Visual Dynamics: Stochastic Future Generation via Layered Cross Convolutional Networks.

Tianfan Xue, Jiajun Wu, Katherine L Bouman

    IEEE Transactions on Pattern Analysis and Machine Intelligence
    |July 14, 2018
    PubMed
    Summary
    This summary is machine-generated.

    This study introduces a probabilistic model for generating multiple future video frames from a single image. The novel Cross Convolutional Network synthesizes realistic object motion and enables applications like video extrapolation.

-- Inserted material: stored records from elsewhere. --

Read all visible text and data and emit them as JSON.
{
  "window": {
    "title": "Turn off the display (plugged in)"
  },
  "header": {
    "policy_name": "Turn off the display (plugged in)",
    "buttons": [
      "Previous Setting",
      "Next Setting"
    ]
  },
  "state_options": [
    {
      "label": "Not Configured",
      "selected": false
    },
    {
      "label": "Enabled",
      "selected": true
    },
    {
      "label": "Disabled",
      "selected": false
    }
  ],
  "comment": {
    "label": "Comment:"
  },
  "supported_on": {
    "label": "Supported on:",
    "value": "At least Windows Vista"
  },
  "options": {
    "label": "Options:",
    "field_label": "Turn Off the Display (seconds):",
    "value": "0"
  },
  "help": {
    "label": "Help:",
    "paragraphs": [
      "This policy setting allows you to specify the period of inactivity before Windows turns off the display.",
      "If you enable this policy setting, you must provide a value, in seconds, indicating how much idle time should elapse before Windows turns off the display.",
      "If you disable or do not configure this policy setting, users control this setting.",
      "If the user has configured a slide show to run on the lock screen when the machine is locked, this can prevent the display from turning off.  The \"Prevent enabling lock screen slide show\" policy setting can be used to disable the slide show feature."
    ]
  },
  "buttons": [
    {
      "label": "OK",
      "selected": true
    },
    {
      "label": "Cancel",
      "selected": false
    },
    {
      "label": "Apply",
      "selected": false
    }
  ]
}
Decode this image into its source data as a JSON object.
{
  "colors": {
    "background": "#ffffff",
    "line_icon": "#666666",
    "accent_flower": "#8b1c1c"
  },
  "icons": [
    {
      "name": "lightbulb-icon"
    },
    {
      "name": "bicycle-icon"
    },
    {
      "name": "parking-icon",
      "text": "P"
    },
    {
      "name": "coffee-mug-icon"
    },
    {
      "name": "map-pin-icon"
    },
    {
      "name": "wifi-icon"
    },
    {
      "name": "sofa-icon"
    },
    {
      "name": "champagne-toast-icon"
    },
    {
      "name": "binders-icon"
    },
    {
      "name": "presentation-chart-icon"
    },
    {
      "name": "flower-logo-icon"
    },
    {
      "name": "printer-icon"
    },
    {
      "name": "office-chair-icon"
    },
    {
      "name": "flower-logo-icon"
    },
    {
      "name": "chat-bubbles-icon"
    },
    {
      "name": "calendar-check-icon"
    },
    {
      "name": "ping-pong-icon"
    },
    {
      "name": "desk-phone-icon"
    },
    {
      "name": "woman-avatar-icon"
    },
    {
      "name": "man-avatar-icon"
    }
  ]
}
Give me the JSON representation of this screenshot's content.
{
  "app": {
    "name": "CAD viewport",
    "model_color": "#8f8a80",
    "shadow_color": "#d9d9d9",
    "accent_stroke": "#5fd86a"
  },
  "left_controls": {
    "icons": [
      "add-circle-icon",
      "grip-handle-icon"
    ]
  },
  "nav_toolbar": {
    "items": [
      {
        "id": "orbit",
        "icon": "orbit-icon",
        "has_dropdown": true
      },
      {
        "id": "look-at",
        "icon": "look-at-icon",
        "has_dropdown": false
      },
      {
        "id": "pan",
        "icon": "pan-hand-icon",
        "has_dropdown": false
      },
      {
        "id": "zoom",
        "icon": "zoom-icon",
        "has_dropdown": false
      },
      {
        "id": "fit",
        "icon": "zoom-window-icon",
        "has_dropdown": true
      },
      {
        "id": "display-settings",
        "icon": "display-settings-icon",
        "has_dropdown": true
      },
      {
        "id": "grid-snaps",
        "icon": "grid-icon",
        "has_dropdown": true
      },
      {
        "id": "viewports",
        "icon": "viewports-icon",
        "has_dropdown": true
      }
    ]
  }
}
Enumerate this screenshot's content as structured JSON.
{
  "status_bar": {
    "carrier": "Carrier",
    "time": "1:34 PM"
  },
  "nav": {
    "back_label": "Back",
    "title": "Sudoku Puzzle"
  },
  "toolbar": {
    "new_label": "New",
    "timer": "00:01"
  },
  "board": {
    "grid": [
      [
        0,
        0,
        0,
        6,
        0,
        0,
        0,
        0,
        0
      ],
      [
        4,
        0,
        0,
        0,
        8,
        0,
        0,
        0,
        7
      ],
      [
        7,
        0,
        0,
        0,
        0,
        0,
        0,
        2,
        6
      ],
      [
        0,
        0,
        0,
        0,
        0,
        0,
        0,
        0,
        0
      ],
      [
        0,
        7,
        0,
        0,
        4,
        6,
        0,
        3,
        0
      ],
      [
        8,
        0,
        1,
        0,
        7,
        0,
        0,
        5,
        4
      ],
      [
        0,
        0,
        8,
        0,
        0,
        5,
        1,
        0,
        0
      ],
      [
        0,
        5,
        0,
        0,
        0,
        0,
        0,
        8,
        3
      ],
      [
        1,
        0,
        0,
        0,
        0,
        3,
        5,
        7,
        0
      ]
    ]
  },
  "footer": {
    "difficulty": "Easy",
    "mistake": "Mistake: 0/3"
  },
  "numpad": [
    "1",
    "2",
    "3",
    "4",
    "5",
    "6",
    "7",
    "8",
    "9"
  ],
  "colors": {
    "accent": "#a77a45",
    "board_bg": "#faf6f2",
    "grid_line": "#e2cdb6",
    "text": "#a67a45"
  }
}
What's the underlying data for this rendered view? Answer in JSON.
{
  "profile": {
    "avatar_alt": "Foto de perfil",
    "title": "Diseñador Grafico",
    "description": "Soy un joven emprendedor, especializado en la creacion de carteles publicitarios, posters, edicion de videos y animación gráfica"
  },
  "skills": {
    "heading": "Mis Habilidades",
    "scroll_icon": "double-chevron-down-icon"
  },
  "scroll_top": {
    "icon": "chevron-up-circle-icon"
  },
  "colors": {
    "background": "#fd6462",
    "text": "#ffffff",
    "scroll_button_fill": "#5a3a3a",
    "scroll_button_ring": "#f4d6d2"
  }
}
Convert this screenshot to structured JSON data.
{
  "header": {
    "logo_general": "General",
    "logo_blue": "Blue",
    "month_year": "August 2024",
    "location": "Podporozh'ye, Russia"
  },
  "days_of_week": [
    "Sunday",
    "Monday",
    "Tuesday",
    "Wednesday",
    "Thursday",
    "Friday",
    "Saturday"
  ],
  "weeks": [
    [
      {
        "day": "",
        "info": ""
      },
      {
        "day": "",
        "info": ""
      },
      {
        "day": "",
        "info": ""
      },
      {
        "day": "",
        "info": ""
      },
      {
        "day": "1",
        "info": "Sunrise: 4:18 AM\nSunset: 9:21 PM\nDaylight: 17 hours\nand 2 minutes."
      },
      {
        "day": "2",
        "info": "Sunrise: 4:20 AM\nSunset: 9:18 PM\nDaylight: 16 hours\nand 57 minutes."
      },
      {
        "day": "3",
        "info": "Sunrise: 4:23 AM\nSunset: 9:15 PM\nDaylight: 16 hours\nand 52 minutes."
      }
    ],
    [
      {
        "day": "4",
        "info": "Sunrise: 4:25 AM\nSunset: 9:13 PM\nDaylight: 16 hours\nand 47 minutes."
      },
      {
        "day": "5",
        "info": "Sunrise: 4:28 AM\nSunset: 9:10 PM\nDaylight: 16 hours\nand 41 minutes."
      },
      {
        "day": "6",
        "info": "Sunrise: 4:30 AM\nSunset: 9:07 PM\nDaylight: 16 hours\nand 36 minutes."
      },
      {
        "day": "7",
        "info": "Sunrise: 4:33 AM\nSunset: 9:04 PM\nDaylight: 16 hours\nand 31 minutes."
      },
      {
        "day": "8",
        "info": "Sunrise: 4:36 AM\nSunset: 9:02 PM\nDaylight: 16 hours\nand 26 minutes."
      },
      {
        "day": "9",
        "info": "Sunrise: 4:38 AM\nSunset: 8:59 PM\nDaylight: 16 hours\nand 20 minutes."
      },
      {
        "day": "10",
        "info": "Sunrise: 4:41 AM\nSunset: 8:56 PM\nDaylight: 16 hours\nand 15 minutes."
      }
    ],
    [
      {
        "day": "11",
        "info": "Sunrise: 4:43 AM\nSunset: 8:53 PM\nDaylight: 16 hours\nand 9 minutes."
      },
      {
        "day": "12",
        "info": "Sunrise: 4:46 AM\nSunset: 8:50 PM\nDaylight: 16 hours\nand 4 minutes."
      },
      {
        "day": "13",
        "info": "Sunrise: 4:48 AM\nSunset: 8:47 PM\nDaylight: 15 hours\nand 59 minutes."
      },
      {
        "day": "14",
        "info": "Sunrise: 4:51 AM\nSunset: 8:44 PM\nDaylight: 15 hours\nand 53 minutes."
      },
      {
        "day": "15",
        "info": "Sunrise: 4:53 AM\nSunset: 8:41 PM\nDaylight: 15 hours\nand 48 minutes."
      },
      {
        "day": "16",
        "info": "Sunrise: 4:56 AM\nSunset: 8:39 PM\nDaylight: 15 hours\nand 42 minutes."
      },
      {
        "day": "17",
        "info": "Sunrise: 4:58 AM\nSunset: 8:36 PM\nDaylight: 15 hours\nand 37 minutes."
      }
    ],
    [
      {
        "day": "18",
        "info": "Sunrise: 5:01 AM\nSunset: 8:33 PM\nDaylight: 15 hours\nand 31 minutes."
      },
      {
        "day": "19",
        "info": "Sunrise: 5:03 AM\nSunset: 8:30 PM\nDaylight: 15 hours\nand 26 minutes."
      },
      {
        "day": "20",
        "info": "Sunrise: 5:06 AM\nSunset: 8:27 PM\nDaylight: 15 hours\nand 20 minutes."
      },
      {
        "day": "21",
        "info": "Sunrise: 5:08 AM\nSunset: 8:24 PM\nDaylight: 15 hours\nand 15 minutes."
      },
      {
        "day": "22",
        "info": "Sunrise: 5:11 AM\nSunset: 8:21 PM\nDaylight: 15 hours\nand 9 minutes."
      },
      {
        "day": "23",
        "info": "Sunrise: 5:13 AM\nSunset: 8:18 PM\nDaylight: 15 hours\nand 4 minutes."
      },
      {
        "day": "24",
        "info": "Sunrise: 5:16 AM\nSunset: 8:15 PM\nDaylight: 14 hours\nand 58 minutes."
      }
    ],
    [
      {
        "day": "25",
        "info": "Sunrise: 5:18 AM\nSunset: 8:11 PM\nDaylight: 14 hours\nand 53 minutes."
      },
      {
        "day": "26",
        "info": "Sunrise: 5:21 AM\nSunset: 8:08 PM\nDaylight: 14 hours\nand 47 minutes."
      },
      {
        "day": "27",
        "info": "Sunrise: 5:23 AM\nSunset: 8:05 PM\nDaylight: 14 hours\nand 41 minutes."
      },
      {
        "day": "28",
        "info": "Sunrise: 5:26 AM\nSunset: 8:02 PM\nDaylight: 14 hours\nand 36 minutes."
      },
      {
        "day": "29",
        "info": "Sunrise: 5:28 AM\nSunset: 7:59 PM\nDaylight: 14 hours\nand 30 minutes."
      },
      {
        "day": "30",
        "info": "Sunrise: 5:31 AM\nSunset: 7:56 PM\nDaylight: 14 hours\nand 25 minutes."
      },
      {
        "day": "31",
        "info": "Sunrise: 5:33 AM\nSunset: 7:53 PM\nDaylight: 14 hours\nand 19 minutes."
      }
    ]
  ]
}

    Related Experiment Videos

    Area of Science:

    • Computer Vision
    • Machine Learning
    • Artificial Intelligence

    Background:

    • Traditional methods for future frame synthesis are often deterministic or non-parametric.
    • There is a need for models that can generate diverse and plausible future video sequences.

    Purpose of the Study:

    • To develop a probabilistic model for synthesizing multiple likely future video frames from a single input image.
    • To introduce a novel network architecture for realistic object motion synthesis.

    Main Methods:

    • A probabilistic approach is used to model future frames, allowing for sampling of diverse possibilities.
    • A Cross Convolutional Network is proposed, encoding image and motion information into feature maps and convolutional kernels.
    • The model is evaluated on synthetic data (2D shapes, game sprites) and real-world video frames.

    Main Results:

    • The proposed model successfully synthesizes multiple plausible future frames from a single image.
    • The Cross Convolutional Network effectively encodes object appearance and motion.
    • The model demonstrates strong performance on both synthetic and real-world data.

    Conclusions:

    • Probabilistic modeling offers a powerful approach for future frame synthesis.
    • The Cross Convolutional Network is an effective architecture for capturing spatiotemporal dynamics.
    • The model has potential applications in visual analogy-making and video extrapolation.